SVG
Commentary
World Affairs Journal

The Russia-China Gas Deal: Implications and Ramifications

Senior Fellow and Director, Center for Political-Military Analysis

Until recently, inadequate transportation infrastructure, along with rancorous arguments about price and a general atmosphere of mutual suspicion have kept Chinese purchases of Russian energy at relatively low levels. But now, with the historic May 21st agreement, the China National Petroleum Corporation (CNPC), the country’s largest integrated energy company, and Russian energy giant Gazprom, which controls Russia’s export gas pipelines, finally signed a thirty-year, $400 billion deal that will see as much as thirty-eight billion cubic meters (bcm) of Russian gas go to China annually from around 2018 to 2047. Gazprom will send gas pumped from its Kovyktin and Chayandin fields in eastern Siberia to the Beijing-Tianjin-Hebei metropolitan area in the north of China and the Yangtze River Delta in the east. The deliveries, which may take a few years to reach full capacity, will provide China with more than one-fifth of its present-day annual consumption of some one hundred and seventy bcm, although Chinese demand for natural gas is expected to rise above two hundred bcm by then.

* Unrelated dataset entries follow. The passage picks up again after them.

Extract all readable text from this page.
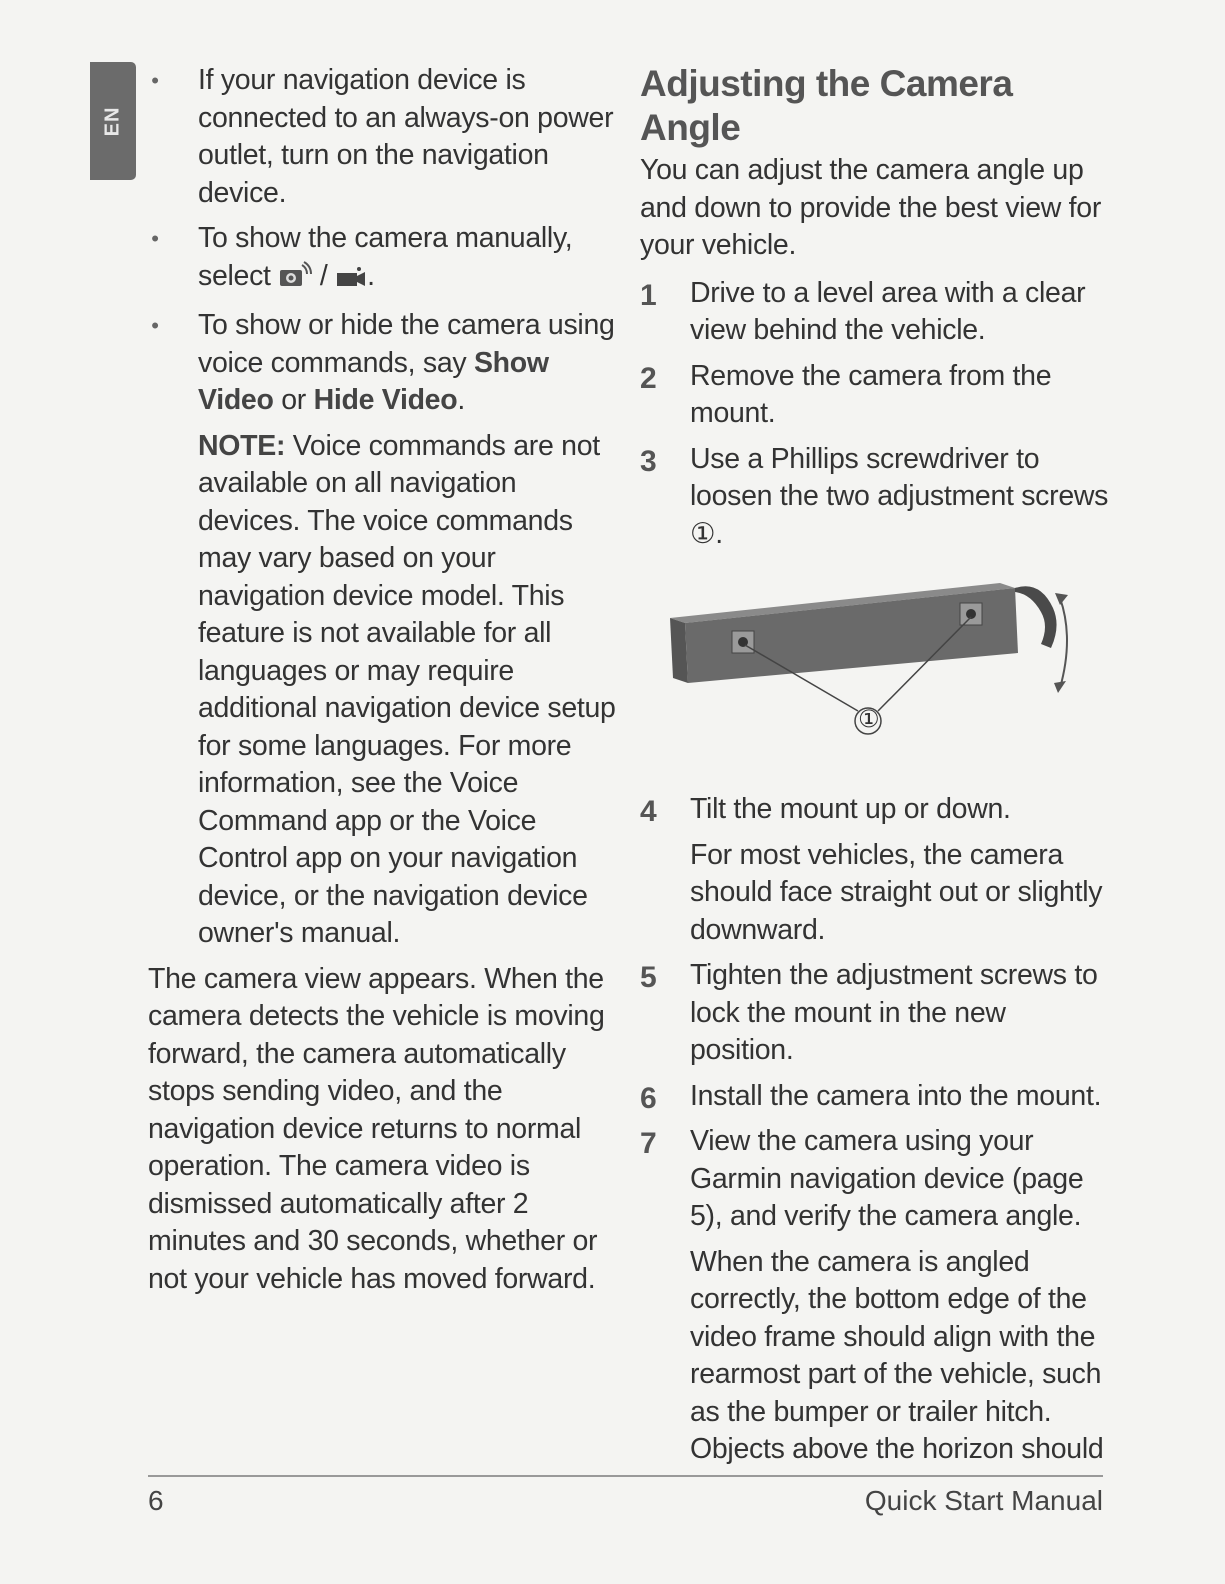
EN
• If your navigation device is connected to an always-on power outlet, turn on the navigation device.
• To show the camera manually, select  / .
• To show or hide the camera using voice commands, say Show Video or Hide Video.
NOTE: Voice commands are not available on all navigation devices. The voice commands may vary based on your navigation device model. This feature is not available for all languages or may require additional navigation device setup for some languages. For more information, see the Voice Command app or the Voice Control app on your navigation device, or the navigation device owner's manual.

The camera view appears. When the camera detects the vehicle is moving forward, the camera automatically stops sending video, and the navigation device returns to normal operation. The camera video is dismissed automatically after 2 minutes and 30 seconds, whether or not your vehicle has moved forward.

Adjusting the Camera Angle

You can adjust the camera angle up and down to provide the best view for your vehicle.

1 Drive to a level area with a clear view behind the vehicle.

2 Remove the camera from the mount.

3 Use a Phillips screwdriver to loosen the two adjustment screws ①.

①
4 Tilt the mount up or down.

For most vehicles, the camera should face straight out or slightly downward.

5 Tighten the adjustment screws to lock the mount in the new position.

6 Install the camera into the mount.

7 View the camera using your Garmin navigation device (page 5), and verify the camera angle.

When the camera is angled correctly, the bottom edge of the video frame should align with the rearmost part of the vehicle, such as the bumper or trailer hitch. Objects above the horizon should

6	Quick Start Manual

The final negotiations took place in Shanghai, on the sidelines of the Conference on Interaction and Confidence Building Measures in Asia, a security forum attended by senior Russian and Chinese leaders, including Russian President Vladimir Putin and Chinese President Xi Jinping. CNPC and Gazprom only completed their negotiations at four in the morning on the last day of Putin’s short stay in the city.

The Russian government, which relies on oil and gas revenue to generate rents to pay key domestic and foreign stakeholders as well as for general public services, has been eager to send more gas and oil to Asia. Despite the West’s reaction to events in Ukraine, Russia continues as a major energy player in Europe, which accounts for seventy percent of its exports. But opportunities for further growth there are constrained by economic and political factors, as Putin acknowledged in a speech shortly after the announcement of the Sino-Russian gas deal at the St. Petersburg International Economic Forum. “We have to admit that energy consumption in Europe is growing slowly due to low economic growth rates, while political and regulatory risks are increasing,” he said. “Given these circumstances, our desire to open up new markets is natural and understandable.”

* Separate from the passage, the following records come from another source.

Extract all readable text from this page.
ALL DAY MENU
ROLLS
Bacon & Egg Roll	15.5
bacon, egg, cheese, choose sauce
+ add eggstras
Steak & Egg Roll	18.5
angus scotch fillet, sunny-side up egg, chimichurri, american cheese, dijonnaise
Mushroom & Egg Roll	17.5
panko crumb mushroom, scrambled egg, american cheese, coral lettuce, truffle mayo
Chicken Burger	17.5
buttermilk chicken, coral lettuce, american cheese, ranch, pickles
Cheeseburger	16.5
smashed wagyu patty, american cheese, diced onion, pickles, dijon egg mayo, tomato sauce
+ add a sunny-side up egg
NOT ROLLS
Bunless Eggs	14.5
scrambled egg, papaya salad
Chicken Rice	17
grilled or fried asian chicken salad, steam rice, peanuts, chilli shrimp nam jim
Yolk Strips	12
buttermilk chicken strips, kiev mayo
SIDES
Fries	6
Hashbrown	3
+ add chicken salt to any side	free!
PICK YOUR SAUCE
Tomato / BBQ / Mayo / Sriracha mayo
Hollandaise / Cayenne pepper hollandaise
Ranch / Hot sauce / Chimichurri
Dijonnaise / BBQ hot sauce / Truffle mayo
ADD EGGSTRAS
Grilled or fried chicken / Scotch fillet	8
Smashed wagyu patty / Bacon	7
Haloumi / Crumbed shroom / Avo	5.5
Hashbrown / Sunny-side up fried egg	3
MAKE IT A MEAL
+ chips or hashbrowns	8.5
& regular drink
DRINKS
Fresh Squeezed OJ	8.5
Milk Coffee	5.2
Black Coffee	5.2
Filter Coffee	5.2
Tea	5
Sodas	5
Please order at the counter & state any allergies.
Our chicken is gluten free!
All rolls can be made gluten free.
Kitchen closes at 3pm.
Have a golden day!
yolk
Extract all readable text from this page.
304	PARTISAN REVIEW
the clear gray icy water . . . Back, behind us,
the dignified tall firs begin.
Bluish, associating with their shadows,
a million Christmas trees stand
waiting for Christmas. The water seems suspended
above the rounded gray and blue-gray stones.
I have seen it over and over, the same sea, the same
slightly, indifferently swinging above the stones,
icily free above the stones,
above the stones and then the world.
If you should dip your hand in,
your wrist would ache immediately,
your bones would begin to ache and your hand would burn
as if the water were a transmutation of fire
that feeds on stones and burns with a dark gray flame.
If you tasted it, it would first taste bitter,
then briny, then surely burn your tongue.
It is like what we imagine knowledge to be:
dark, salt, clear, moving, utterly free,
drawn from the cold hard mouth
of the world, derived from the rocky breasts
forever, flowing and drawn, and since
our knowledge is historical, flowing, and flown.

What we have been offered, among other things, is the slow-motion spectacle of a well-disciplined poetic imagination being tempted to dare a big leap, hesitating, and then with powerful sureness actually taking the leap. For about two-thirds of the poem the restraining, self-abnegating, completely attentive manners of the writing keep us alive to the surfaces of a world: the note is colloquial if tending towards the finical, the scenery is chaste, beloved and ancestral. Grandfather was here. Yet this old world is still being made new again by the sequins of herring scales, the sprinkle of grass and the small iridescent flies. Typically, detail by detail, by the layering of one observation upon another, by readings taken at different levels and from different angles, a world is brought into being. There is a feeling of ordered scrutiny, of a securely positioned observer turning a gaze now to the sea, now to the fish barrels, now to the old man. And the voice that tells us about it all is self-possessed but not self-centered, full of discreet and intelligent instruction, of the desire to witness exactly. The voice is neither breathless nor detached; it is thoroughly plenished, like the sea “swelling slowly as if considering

Of these new markets, Russian officials and energy firms have clearly prioritized potential sales to the faster-growing Asian energy markets, especially in China. Demand for energy in Asia is projected to grow at an annual rate of two and a half percent through 2035, a level that is almost double that of the rest of the world. Obtaining a large share of this rapidly developing regional market would give Moscow considerable funds and geopolitical influence. China is willing to provide loans or make prepayments that provide Russia’s often debt-ridden energy companies with ready cash to start building pipelines and modernize their production at low financial risk.

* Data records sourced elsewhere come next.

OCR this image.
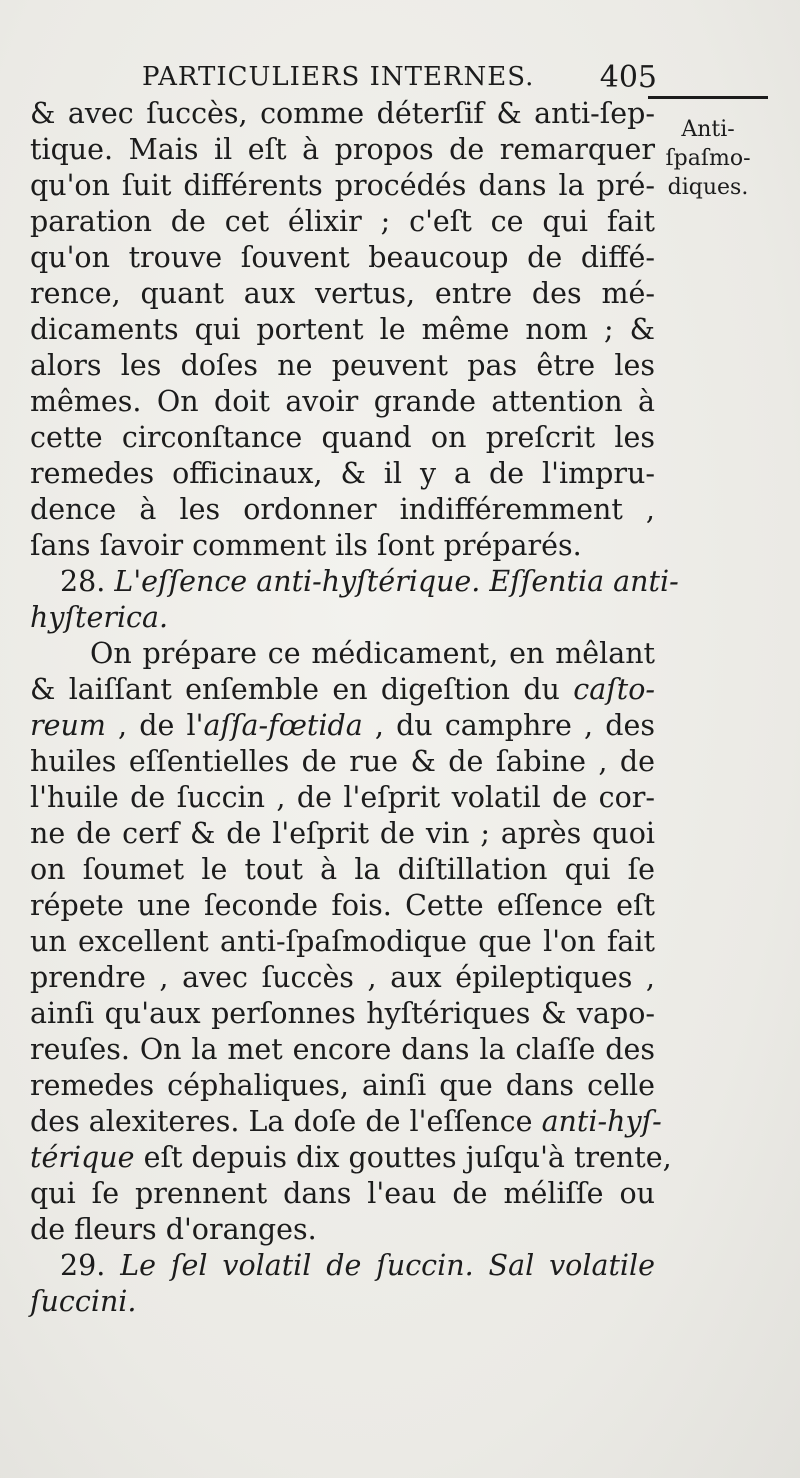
PARTICULIERS INTERNES. 405
Anti-
ſpaſmo-
diques.
& avec ſuccès, comme déterſif & anti-ſep-
tique. Mais il eſt à propos de remarquer
qu'on ſuit différents procédés dans la pré-
paration de cet élixir ; c'eſt ce qui fait
qu'on trouve ſouvent beaucoup de diffé-
rence, quant aux vertus, entre des mé-
dicaments qui portent le même nom ; &
alors les doſes ne peuvent pas être les
mêmes. On doit avoir grande attention à
cette circonſtance quand on preſcrit les
remedes officinaux, & il y a de l'impru-
dence à les ordonner indifféremment ,
ſans ſavoir comment ils ſont préparés.
28. L'eſſence anti-hyſtérique. Eſſentia anti-
hyſterica.
On prépare ce médicament, en mêlant
& laiſſant enſemble en digeſtion du caſto-
reum , de l'aſſa-fœtida , du camphre , des
huiles eſſentielles de rue & de ſabine , de
l'huile de ſuccin , de l'eſprit volatil de cor-
ne de cerf & de l'eſprit de vin ; après quoi
on ſoumet le tout à la diſtillation qui ſe
répete une ſeconde fois. Cette eſſence eſt
un excellent anti-ſpaſmodique que l'on fait
prendre , avec ſuccès , aux épileptiques ,
ainſi qu'aux perſonnes hyſtériques & vapo-
reuſes. On la met encore dans la claſſe des
remedes céphaliques, ainſi que dans celle
des alexiteres. La doſe de l'eſſence anti-hyſ-
térique eſt depuis dix gouttes juſqu'à trente,
qui ſe prennent dans l'eau de méliſſe ou
de fleurs d'oranges.
29. Le ſel volatil de ſuccin. Sal volatile
ſuccini.
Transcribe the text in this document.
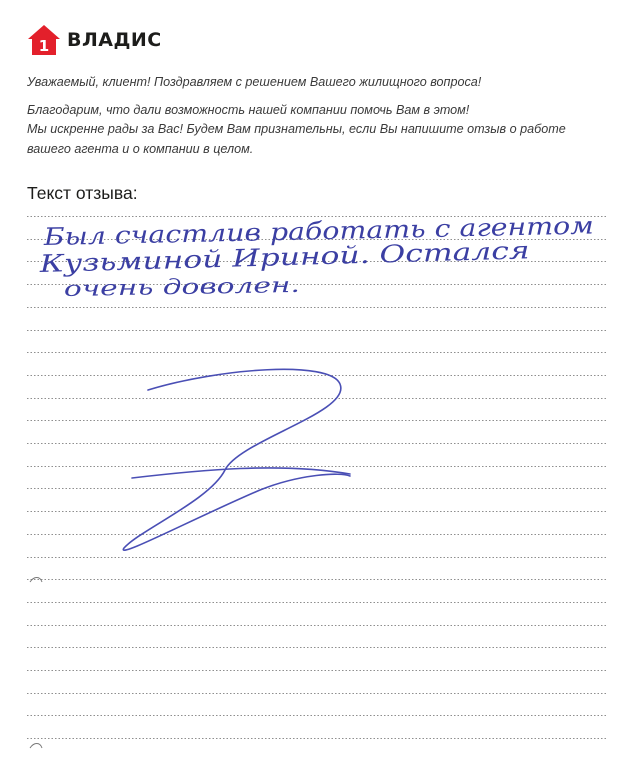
1 ВЛАДИС

Уважаемый, клиент! Поздравляем с решением Вашего жилищного вопроса!

Благодарим, что дали возможность нашей компании помочь Вам в этом!

Мы искренне рады за Вас! Будем Вам признательны, если Вы напишите отзыв о работе

вашего агента и о компании в целом.

Текст отзыва:
Был счастлив работать с агентом
Кузьминой Ириной. Остался
очень доволен.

Many of Russia’s new and untapped hydrocarbon fields are situated in eastern Siberia and the Russian Far East, closer to China than the older fields that now provide energy primarily to consumers in Russia and Europe. Their proximity means that Russian oil and gas can enter Chinese territory directly without having to pass through international waters or third-party countries. China already derives large quantities of oil and gas from its recently built energy pipelines with Central Asia, but Chinese analysts question the stability of these suppliers given the upheavals in other Muslim countries and the vulnerability of Central Asia to adverse developments in Afghanistan.

Although oil trade between Russia and China has been taking place for years, Gazprom had postponed building an expensive state-of-the-art pipeline because Chinese and Russian negotiators were unable to agree on a price formula for the deliveries. In essence, Russian negotiators wanted Beijing to pay the same high price as the European customers, whose long-term contracts link gas to oil prices, as a means of helping Gazprom defray the high costs of developing new gas fields and constructing new pipelines from them to China. Chinese negotiators, on the other hand, sought to buy the gas at the lower prices that Chinese utilities are allowed to charge their domestic consumers, having lost billions of dollars on earlier gas imports because of state price controls.